With the substantial increase in tourism over the years, and most of the well known spots geared toward tourists, I wasnt expecting this level of cooking. One of the best eating trips we’ve ever done. In two weeks we had one bad meal (pizza), a couple of OK meals, and well over a dozen stellar meals and snacks. I’ll post the highlights and the rest by leg starting with Porto…
O Buraquinho da Se - Tiny mom & pop opened by a retired banker. Need to reserve at least a few weeks in advance. I reserved via Facebook a month out. Best Bacalhau I ever had until that point (first day in Portugal). They say there are 365 ways of making them. We tried about two weeks worth. This one topped with cornbread. Supremely flavorful shrimp Acorda (hearty bread soup). Excellent meat and cheese board, and a fine portobello topped with grilled goat cheese. But people come here for the one and only octopus, and I can see why. Its a hefty plate of the angels singing variety. You know they’ll sing once you touch it with the fork. Crazy good stuff.
Taberna dos Mercadores - This one is getting increasingly popular and so a tough table to reserve. But if you can’t, you can still come and stand on line. Tiny place with maybe 6-8 tables. Ridiculously good food. Plump, firm Shrimp in garlic sauce comes flambéed in a frying pan. Same shrimp as part of an outstanding seafood rice. Excellent oniony Octopus salad. We just had to try the Alheira sausage, the supposedly porkless (at the time) sausage the Jews created ages ago. It’s grainy, savory and incredibly aromatic, although fried here. Salt crusted sea bass comes flambéed as well, so delicate and delicious. Fish soup was probably the only thing the group didn’t care much about.

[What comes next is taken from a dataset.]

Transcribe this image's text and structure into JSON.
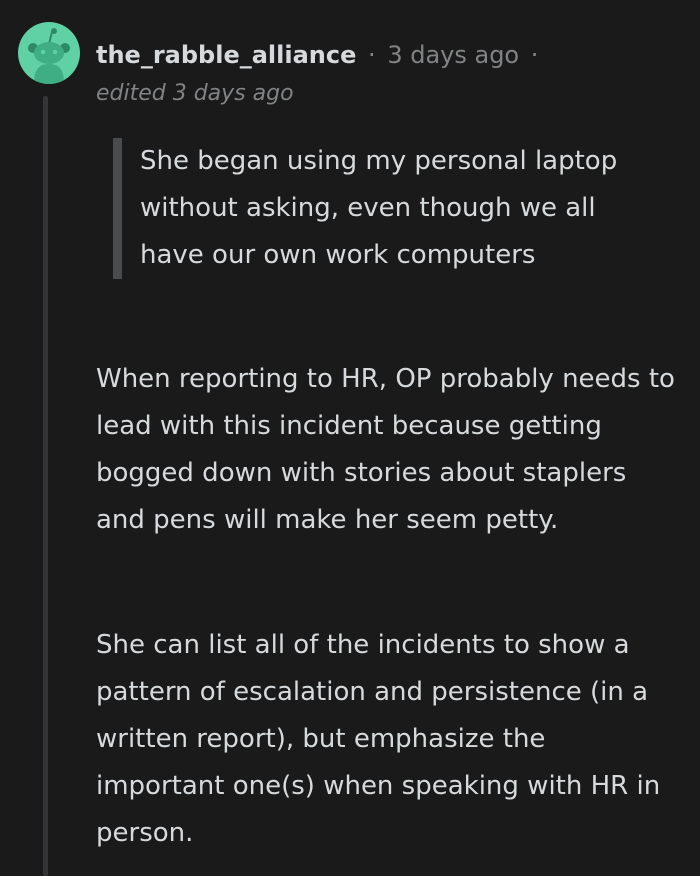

O Maleiro (Peso da Régua, Douro Valley) - Our Douro Valley guide took us here. Super local, good and cheap. Better Alheira here, with boar, chicken (I believe), and plenty of spices. Grilled, not fried, made a difference. Grilled black pig was good, but solidly out-staged by the juicy pork loin, served with a particularly addictive Feijao Frade - black eyed peas and kale salad. Really enjoyed the local atmosphere here.
Quinta da Pacheca (Peso da Régua, Douro Valley) - Another place our guide took us. Spectacular looking winery. We not only tasted a very respectable red reserva, white and tawny (so good) but also got to meet the resident artist, Oscar Rodrigues, in his studio. One of a few artists in the country who paints with wine.
A Grade - The place that made us fall in love with Portuguese octopus 12 years ago. While this was still a perfectly cooked tentacle, it made us appreciate the octopus at O Buraquinho da Sé that much more. Seafood rice, grilled branzino all solid. Quite touristy family business. While not as strong as the first two, recommend.
Cafe Santiago - A return after 12 years for the famous Francesinha. Very good still except for the shockingly stale fries. BTW, thats my avatar, from a horrible picture I took 12 years ago
Gazela - Following Bourdain footstep for the famous hot dog. Smaller then I expected, but tastes pretty much what you’d expect.
Conga - For the Porto Bifana. The Bifana doesn’t look very promising but a flavor explosion once you bite. Probably my favorite snack out of the bunch
Manteigaria - Good pasteis, better than the Manteigaria in Lisbon
Restaurante Virtudes in Guimaraes - Not bad, in the main square. The star here was Julia the waitress
Penis Cookie in Amarante - Worst Penis cookie ever. Got too hard too quickly to fully enjoy!
As for hotels, I recommend the Catalonia. Great location, surrounded by some of the more famous restaurants mentioned above. Seara Doce became our favorite breakfast spot.